13 June 2019

China moves to shut spigot on rare earths for first time in 5 years


BEIJING/NEW YORK -- The Chinese government signaled Tuesday that it will take steps toward restricting rare-earth metal exports in its deepening trade war with the U.S., a step that could disrupt key supplies for high-tech industries even at the risk of isolation from the international community.

Meanwhile, the U.S. Department of Commerce promised "unprecedented action" to reduce dependence on foreign sources of "critical minerals" and recommended urgent steps, including boosting domestic production.

The moves by both sides reflect the vital importance of rare earths to the tech sector today and in the future. China knows it wields a strategic advantage as the dominant supplier, while the U.S. understands that its technological advantage hinges on continued access to the minerals.

At a meeting of China's National Development and Reform Commission on Tuesday, rare-earth experts recommended greater controls on exports of the metals, according to the state-run Xinhua News Agency. The recommendation calls for a centralized system to manage their mining and processing, and the commission said it will soon launch a policy reflecting the proposal.


China produces 70% of the world's rare earths, which are a critical component in a range of products including electric cars, smartphones and even military equipment. The U.S. relies on the country for 80% of its imports of the metals and compounds.

In May, President Xi Jinping visited a magnet maker in Ganzhou, Jiangxi Province -- the heart of China's rare-earth production -- where he called the metals an "important strategic resource."

The U.S. Department of Commerce, meanwhile, released a report on Tuesday detailing the government's strategy for securing supplies of critical minerals, such as diversifying sources domestically and enhancing trade relationships with allies including Japan, the European Union and Australia.

"These critical minerals are often overlooked but modern life without them would be impossible," Commerce Secretary Wilbur Ross said in a statement. "Through the recommendations detailed in this report, the federal government will take unprecedented action to ensure that the United States will not be cut off from these vital materials."

The U.S. is heavily reliant on mineral imports. Imports account for more than half of the nation's annual consumption of 31 of 35 critical minerals listed by the Department of the Interior, the report said. "The United States does not have any domestic production and relies completely on imports to supply its demand for 14 critical minerals," it added.

To counter this, the Commerce report made 61 recommendations -- including stockpiling, catalyzing exploration, relaxing mining regulations and increasing mining productions in the U.S. The report suggested such steps as shortening mining application time frame, assessing mineral resources in places like national parks, and facilitating offshore mining.

China used rare earths as a diplomatic tool in 2010, when it unofficially halted exports of certain elements to Japan amid tensions over Japan's Senkaku Islands, which China claims as the Diaoyu. Japan was the largest importer of Chinese rare earths at the time.

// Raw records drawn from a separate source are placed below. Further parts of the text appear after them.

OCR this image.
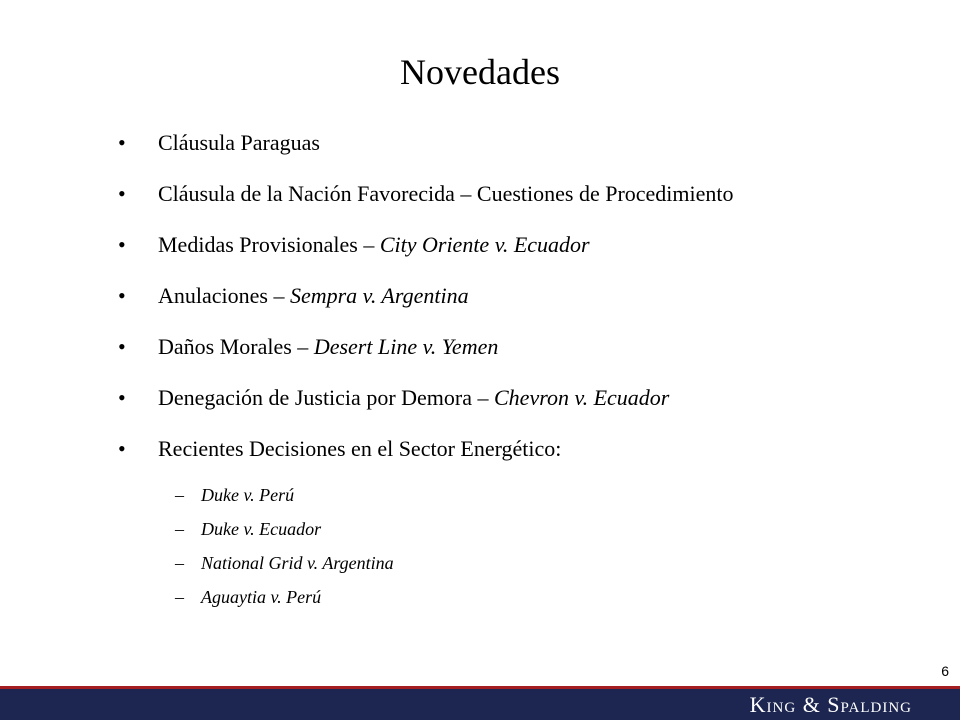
Novedades
•	Cláusula Paraguas
•	Cláusula de la Nación Favorecida – Cuestiones de Procedimiento
•	Medidas Provisionales – City Oriente v. Ecuador
•	Anulaciones – Sempra v. Argentina
•	Daños Morales – Desert Line v. Yemen
•	Denegación de Justicia por Demora – Chevron v. Ecuador
•	Recientes Decisiones en el Sector Energético:
– Duke v. Perú
– Duke v. Ecuador
– National Grid v. Argentina
– Aguaytia v. Perú
6
King & Spalding
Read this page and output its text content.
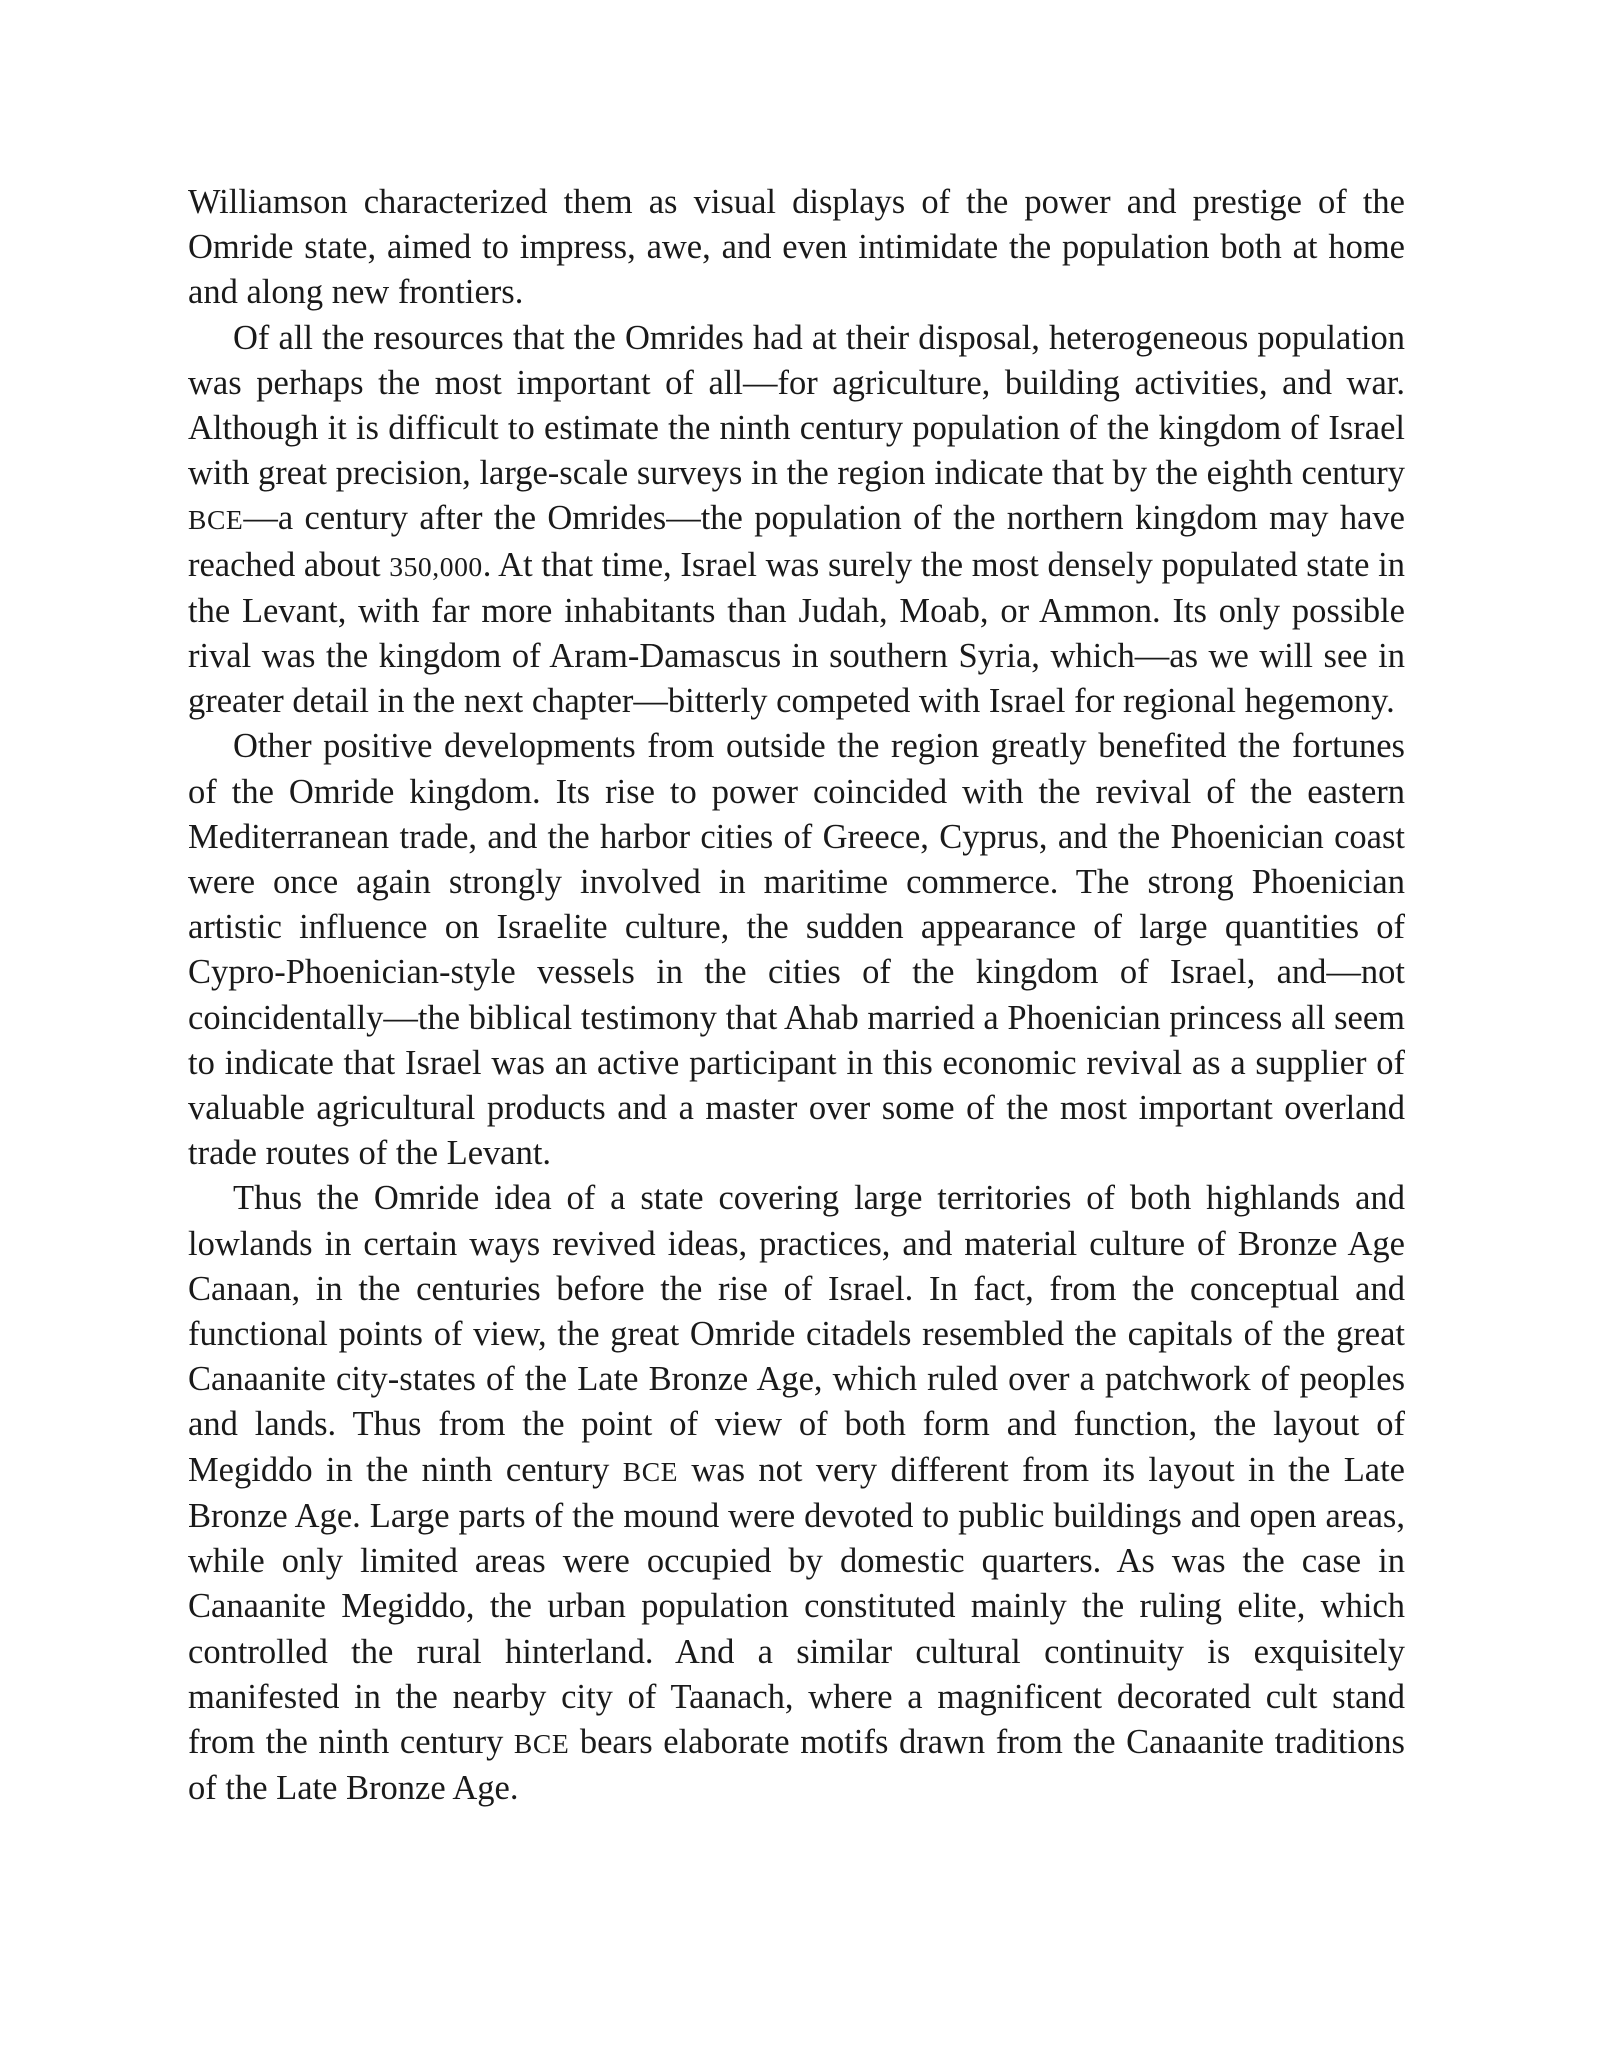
Williamson characterized them as visual displays of the power and prestige of the Omride state, aimed to impress, awe, and even intimidate the population both at home and along new frontiers.

Of all the resources that the Omrides had at their disposal, heterogeneous population was perhaps the most important of all—for agriculture, building activities, and war. Although it is difficult to estimate the ninth century population of the kingdom of Israel with great precision, large-scale surveys in the region indicate that by the eighth century BCE—a century after the Omrides—the population of the northern kingdom may have reached about 350,000. At that time, Israel was surely the most densely populated state in the Levant, with far more inhabitants than Judah, Moab, or Ammon. Its only possible rival was the kingdom of Aram-Damascus in southern Syria, which—as we will see in greater detail in the next chapter—bitterly competed with Israel for regional hegemony.

Other positive developments from outside the region greatly benefited the fortunes of the Omride kingdom. Its rise to power coincided with the revival of the eastern Mediterranean trade, and the harbor cities of Greece, Cyprus, and the Phoenician coast were once again strongly involved in maritime commerce. The strong Phoenician artistic influence on Israelite culture, the sudden appearance of large quantities of Cypro-Phoenician-style vessels in the cities of the kingdom of Israel, and—not coincidentally—the biblical testimony that Ahab married a Phoenician princess all seem to indicate that Israel was an active participant in this economic revival as a supplier of valuable agricultural products and a master over some of the most important overland trade routes of the Levant.

Thus the Omride idea of a state covering large territories of both highlands and lowlands in certain ways revived ideas, practices, and material culture of Bronze Age Canaan, in the centuries before the rise of Israel. In fact, from the conceptual and functional points of view, the great Omride citadels resembled the capitals of the great Canaanite city-states of the Late Bronze Age, which ruled over a patchwork of peoples and lands. Thus from the point of view of both form and function, the layout of Megiddo in the ninth century BCE was not very different from its layout in the Late Bronze Age. Large parts of the mound were devoted to public buildings and open areas, while only limited areas were occupied by domestic quarters. As was the case in Canaanite Megiddo, the urban population constituted mainly the ruling elite, which controlled the rural hinterland. And a similar cultural continuity is exquisitely manifested in the nearby city of Taanach, where a magnificent decorated cult stand from the ninth century BCE bears elaborate motifs drawn from the Canaanite traditions of the Late Bronze Age.
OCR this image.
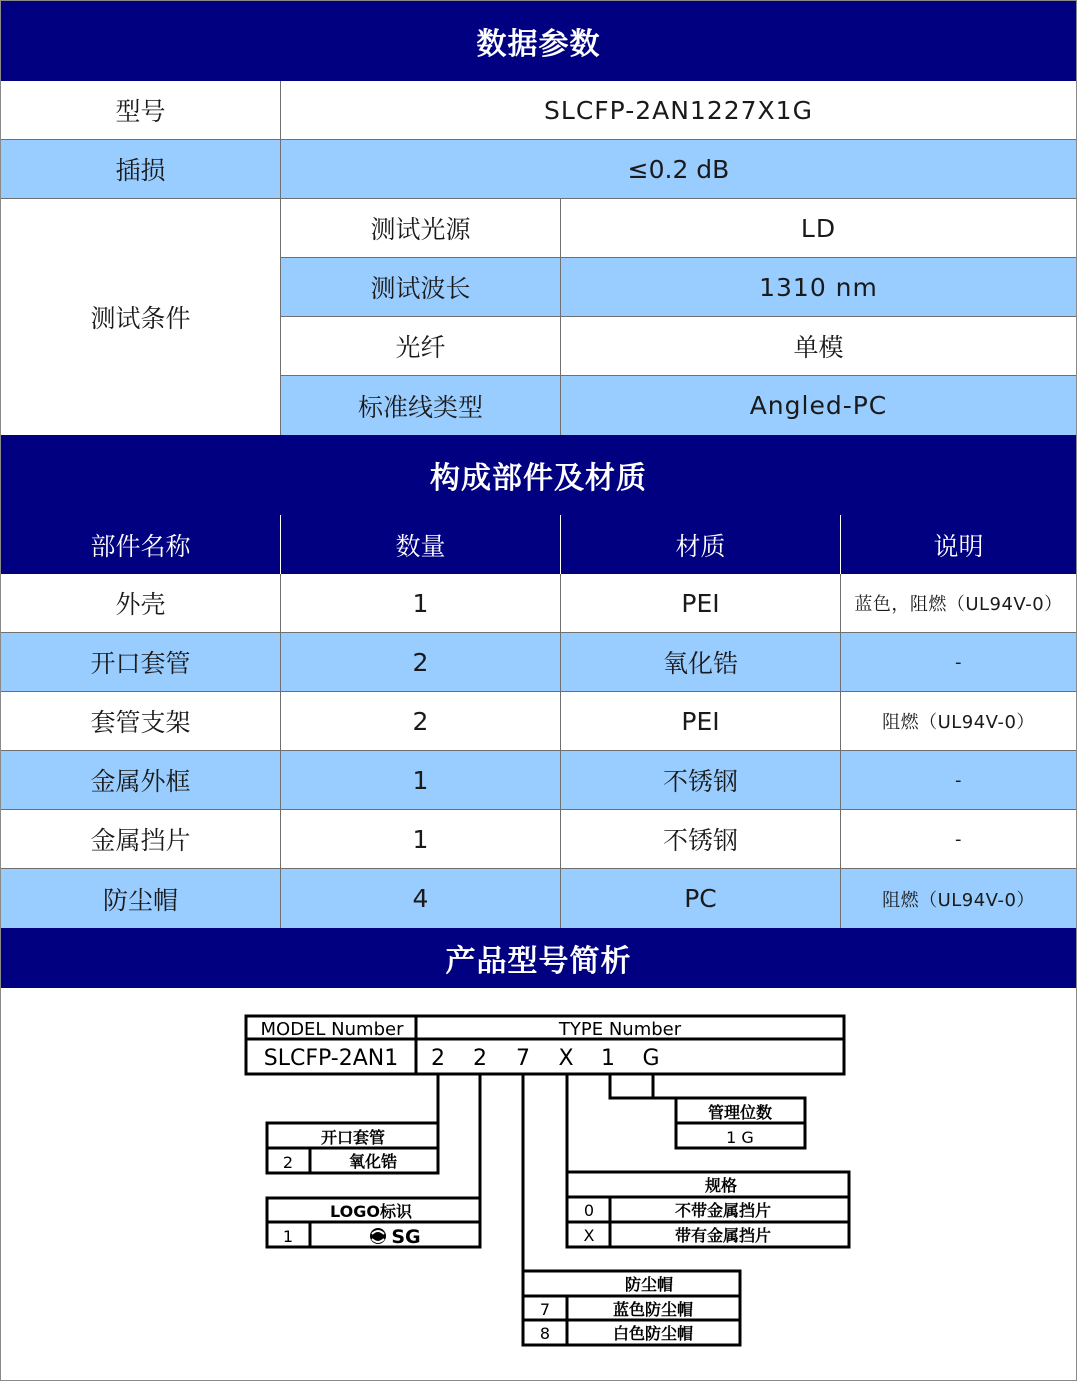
数据参数
型号	SLCFP-2AN1227X1G
插损	≤0.2 dB
测试条件
测试光源	LD
测试波长	1310 nm
光纤	单模
标准线类型	Angled-PC
构成部件及材质
部件名称	数量	材质	说明
外壳	1	PEI	蓝色，阻燃（UL94V-0）
开口套管	2	氧化锆	-
套管支架	2	PEI	阻燃（UL94V-0）
金属外框	1	不锈钢	-
金属挡片	1	不锈钢	-
防尘帽	4	PC	阻燃（UL94V-0）
产品型号简析
MODEL Number	TYPE Number
SLCFP-2AN1 2 2 7 X 1 G
开口套管
2	氧化锆
LOGO标识
1	SG
管理位数
1 G
规格
0	不带金属挡片
X	带有金属挡片
防尘帽
7	蓝色防尘帽
8	白色防尘帽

China was likely hoping to draw out concessions from Japan. But Japan, the U.S. and Europe filed a case against the Chinese quotas with the World Trade Organization, claiming they were designed to unfairly benefit Chinese industry. Beijing lost that case in 2014 and abolished quotas the following year, which has made some in China wary of imposing export restrictions on the U.S. this time around.

Experts believe the proposed export management system could lead to similar restrictions. Blocking exports could undermine China's claims that U.S. tariffs on the country violate WTO rules and isolate Beijing on the global stage.

China had identified rare earths as a key policy tool even back in the 1980s, under then-leader Deng Xiaoping. But using them to advance Beijing's interests comes with certain risks. For example, while the 2010 export ban was a significant blow to Japanese companies, China's reputation as a supplier suffered as well. The move led businesses to develop alternatives to rare earths in case a similar incident occurred.